ACTIVEPIECES/docs/handbook/engineering/onboarding/downtime-incident.mdx

---
title: Handling Downtime
icon: turn-down
---

![Downtime Incident](https://media3.giphy.com/media/v1.Y2lkPTc5MGI3NjExdTZnbGxjc3k5d3NxeXQwcmhxeTRsbnNybnd4NG41ZnkwaDdsa3MzeSZlcD12MV9pbnRlcm5hbF9naWZfYnlfaWQmY3Q9Zw/2UCt7zbmsLoCXybx6t/giphy.gif)

## 📋 What You Need Before Starting

Make sure these are ready:
- **[Incident.io Setup](../playbooks/setup-incident-io)**: For managing incidents.
- **Grafana & Loki**: For checking logs and errors.
- **Checkly Debugging**: For testing and monitoring.

---

## 🚨 Stay Calm and Take Action

<Warning>
  Don’t panic! Follow these steps to fix the issue.
</Warning>

1. **Tell Your Users**:
   - Let your users know there’s an issue. Post on [Community](https://community.activepieces.com) and Discord.
   - Example message: *“We’re looking into a problem with our services. Thanks for your patience!”*

2. **Find Out What’s Wrong**:
   - Gather details. What’s not working? When did it start?

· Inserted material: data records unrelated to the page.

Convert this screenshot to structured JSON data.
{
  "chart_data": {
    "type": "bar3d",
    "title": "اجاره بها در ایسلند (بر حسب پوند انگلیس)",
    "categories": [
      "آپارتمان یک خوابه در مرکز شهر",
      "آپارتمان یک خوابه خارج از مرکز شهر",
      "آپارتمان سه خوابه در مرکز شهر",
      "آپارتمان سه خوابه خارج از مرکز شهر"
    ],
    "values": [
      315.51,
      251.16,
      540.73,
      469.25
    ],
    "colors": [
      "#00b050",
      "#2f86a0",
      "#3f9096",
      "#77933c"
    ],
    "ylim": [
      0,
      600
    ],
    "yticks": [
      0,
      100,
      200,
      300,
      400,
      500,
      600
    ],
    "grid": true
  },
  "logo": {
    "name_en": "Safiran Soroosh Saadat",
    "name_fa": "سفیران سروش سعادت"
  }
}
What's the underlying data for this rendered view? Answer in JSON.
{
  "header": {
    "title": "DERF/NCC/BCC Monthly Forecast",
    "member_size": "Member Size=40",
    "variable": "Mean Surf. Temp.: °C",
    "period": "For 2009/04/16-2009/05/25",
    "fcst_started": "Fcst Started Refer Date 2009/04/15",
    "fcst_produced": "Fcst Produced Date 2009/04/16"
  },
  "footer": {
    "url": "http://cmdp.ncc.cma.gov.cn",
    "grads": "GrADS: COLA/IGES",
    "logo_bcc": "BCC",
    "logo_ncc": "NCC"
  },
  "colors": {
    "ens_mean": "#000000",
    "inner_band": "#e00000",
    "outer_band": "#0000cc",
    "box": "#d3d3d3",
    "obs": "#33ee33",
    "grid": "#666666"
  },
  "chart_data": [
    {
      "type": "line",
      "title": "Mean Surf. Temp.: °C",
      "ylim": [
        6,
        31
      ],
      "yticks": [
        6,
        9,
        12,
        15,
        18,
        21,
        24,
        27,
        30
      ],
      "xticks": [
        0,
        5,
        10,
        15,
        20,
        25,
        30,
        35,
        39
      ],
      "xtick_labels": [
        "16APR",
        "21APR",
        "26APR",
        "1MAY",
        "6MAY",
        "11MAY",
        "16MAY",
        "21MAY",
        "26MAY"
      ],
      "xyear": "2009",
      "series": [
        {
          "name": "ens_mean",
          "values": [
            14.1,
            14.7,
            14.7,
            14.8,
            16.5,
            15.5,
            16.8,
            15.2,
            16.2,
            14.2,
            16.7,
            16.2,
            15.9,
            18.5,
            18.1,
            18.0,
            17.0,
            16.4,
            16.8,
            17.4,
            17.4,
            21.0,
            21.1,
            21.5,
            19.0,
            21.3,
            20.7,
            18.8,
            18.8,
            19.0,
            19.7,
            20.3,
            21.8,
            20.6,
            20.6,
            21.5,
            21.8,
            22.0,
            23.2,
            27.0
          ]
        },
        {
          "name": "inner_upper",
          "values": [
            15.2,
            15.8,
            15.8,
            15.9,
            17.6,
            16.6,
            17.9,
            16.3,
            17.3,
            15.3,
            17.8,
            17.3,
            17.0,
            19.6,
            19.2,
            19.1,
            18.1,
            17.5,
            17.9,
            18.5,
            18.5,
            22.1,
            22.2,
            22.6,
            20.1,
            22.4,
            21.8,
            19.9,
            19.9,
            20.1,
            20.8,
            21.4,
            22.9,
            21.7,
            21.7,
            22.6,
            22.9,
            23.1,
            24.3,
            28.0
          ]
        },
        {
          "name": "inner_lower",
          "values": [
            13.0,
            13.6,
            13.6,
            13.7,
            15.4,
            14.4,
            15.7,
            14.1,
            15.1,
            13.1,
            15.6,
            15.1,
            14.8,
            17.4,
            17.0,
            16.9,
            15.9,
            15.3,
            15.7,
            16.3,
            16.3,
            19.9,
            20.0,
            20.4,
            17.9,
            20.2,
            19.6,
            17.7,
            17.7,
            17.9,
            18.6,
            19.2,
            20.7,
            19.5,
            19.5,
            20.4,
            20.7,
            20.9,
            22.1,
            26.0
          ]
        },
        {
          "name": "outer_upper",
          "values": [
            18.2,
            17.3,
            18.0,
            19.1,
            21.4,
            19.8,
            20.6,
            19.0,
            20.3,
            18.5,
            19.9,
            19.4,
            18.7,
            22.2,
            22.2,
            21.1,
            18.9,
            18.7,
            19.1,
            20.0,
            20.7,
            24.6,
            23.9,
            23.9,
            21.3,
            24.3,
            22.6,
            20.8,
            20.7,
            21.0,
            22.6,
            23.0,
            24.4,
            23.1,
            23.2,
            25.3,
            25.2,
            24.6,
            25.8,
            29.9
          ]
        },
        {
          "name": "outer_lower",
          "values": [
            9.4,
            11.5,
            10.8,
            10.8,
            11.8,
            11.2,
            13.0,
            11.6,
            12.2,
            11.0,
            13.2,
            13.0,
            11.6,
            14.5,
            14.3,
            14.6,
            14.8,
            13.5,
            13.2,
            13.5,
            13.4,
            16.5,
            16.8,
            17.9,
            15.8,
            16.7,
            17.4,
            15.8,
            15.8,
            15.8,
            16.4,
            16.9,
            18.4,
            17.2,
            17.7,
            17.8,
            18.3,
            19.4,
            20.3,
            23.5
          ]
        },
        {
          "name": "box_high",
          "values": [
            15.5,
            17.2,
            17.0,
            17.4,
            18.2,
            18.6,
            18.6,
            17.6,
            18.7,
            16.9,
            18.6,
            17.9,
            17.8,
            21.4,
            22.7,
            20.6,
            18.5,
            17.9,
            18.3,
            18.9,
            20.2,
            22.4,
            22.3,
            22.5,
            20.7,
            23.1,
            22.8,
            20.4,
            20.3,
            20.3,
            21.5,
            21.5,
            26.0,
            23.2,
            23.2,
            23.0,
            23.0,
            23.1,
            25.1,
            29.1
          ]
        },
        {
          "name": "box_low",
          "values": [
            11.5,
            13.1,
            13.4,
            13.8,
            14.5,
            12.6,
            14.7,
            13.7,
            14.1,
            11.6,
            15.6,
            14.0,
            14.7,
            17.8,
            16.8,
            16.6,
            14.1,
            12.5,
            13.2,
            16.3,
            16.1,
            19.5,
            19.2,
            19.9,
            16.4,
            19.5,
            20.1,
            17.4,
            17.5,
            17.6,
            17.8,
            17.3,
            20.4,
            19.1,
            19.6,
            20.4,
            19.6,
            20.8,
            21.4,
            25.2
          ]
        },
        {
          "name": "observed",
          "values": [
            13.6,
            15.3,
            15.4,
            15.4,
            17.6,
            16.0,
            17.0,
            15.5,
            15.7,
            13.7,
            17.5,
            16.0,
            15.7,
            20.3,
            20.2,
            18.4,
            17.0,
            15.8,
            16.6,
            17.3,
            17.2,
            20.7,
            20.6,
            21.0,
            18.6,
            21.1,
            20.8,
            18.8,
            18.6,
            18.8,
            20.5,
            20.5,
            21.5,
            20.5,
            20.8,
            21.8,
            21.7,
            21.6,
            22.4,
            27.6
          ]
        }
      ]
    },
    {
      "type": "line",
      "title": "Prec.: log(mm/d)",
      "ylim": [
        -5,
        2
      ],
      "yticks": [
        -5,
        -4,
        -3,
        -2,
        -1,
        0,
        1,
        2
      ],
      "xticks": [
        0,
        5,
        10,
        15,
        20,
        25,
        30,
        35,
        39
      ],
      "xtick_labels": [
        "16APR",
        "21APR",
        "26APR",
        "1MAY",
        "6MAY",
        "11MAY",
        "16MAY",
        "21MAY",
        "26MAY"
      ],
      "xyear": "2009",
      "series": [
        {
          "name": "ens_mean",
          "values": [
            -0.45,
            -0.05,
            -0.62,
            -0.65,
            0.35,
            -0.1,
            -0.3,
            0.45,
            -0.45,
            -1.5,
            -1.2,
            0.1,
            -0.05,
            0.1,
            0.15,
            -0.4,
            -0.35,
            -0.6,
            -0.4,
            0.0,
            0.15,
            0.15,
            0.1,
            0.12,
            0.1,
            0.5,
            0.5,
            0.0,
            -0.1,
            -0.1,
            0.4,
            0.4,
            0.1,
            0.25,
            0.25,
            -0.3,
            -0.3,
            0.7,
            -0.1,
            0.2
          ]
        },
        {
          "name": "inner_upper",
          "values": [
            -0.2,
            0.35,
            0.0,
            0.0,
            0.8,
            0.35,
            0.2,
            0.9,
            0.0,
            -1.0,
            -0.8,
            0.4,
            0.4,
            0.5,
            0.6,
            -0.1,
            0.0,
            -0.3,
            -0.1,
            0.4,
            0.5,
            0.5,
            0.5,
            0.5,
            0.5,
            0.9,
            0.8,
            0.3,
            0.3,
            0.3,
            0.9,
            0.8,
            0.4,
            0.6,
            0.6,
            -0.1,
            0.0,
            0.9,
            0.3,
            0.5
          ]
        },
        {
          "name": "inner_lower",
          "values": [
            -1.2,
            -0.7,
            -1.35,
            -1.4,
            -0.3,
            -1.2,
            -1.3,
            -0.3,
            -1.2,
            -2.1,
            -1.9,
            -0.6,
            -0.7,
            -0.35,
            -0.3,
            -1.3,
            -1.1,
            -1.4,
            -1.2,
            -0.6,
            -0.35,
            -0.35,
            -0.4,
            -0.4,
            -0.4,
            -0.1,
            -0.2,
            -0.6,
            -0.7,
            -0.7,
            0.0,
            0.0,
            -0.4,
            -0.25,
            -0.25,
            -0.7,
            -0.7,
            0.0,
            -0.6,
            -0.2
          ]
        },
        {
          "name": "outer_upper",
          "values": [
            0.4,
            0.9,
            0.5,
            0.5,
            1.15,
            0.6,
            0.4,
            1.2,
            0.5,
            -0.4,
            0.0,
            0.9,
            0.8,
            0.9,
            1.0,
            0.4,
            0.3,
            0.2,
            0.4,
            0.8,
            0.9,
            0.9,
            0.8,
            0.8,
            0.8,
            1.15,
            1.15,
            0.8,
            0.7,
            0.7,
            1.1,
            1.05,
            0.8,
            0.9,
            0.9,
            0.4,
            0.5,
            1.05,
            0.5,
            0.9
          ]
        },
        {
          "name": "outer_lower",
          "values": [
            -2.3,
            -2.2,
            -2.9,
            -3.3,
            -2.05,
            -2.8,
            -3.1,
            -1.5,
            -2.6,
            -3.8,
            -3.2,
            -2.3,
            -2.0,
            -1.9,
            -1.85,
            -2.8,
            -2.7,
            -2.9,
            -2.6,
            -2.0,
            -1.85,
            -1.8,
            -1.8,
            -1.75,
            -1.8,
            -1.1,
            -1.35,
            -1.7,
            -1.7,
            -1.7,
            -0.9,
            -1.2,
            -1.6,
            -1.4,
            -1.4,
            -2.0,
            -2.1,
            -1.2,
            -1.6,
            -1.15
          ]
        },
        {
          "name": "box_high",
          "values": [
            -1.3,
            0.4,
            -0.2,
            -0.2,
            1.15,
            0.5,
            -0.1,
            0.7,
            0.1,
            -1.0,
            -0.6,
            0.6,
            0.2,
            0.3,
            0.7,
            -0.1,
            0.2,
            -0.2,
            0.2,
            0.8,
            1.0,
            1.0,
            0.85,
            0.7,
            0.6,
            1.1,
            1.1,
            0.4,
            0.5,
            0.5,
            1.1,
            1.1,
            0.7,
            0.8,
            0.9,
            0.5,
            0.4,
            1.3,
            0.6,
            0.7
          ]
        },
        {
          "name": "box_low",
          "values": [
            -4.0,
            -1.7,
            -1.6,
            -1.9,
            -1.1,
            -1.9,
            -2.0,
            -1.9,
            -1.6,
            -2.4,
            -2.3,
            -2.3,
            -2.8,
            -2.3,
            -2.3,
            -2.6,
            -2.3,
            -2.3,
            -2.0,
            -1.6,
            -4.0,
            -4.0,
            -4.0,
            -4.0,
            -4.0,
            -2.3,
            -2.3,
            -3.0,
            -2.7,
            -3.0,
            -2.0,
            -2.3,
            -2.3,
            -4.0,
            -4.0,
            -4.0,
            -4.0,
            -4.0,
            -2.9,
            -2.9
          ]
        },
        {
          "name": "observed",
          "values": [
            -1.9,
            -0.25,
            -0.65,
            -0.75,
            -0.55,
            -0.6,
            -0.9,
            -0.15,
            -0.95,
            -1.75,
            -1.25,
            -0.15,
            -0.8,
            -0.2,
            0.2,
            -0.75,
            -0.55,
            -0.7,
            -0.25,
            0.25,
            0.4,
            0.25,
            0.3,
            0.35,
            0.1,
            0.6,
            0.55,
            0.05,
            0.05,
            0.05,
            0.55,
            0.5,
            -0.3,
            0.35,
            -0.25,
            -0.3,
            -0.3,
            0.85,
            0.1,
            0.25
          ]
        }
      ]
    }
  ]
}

3. **Update the Status Page**:
   - Use [Incident.io](https://incident.io) to update the status page. Set it to *“Investigating”* or *“Partial Outage”*.

---

## 🔍 Check for Infrastructure Problems

1. **Look at DigitalOcean**:
   - Check if the CPU, memory, or disk usage is too high.
   - If it is:
     - **Increase the machine size** temporarily to fix the issue.
     - Keep looking for the root cause.

---

## 📜 Check Logs and Errors

1. **Use Grafana & Loki**:
   - Search for recent errors in the logs.
   - Look for anything unusual or repeating.

2. **Check Sentry**:
   - Look for grouped errors (errors that happen a lot).
   - Try to **reproduce the error** and fix it if possible.

---

## 🛠️ Debugging with Checkly

1. **Check Checkly Logs**:
   - Watch the **video recordings** of failed checks to see what went wrong.
   - If the issue is a **timeout**, it might mean there’s a bigger performance problem.
   - If it's an E2E test failure due to UI changes, it's likely not urgent.
     - Fix the test and the issue will go away.

---

## 🚨 When Should You Ask for Help?

Ask for help right away if:
- Flows are failing.
- The whole platform is down.
- There's a lot of data loss or corruption.
- You're not sure what is causing the issue.
- You've spent **more than 5 minutes** and still don't know what's wrong.

💡 **How to Ask for Help**:
- Use **Incident.io** to create a **critical alert**.
- Go to the **Slack incident channel** and escalate the issue to the engineering team.

<Warning>
  If you’re unsure, **ask for help!** It’s better to be safe than sorry.
</Warning>

---

## 💡 Helpful Tips

1. **Stay Organized**:
   - Keep a list of steps to follow during downtime.
   - Write down everything you do so you can refer to it later.

2. **Communicate Clearly**:
   - Keep your team and users updated.
   - Use simple language in your updates.

3. **Take Care of Yourself**:
   - If you feel stressed, take a short break. Grab a coffee ☕, take a deep breath, and tackle the problem step by step.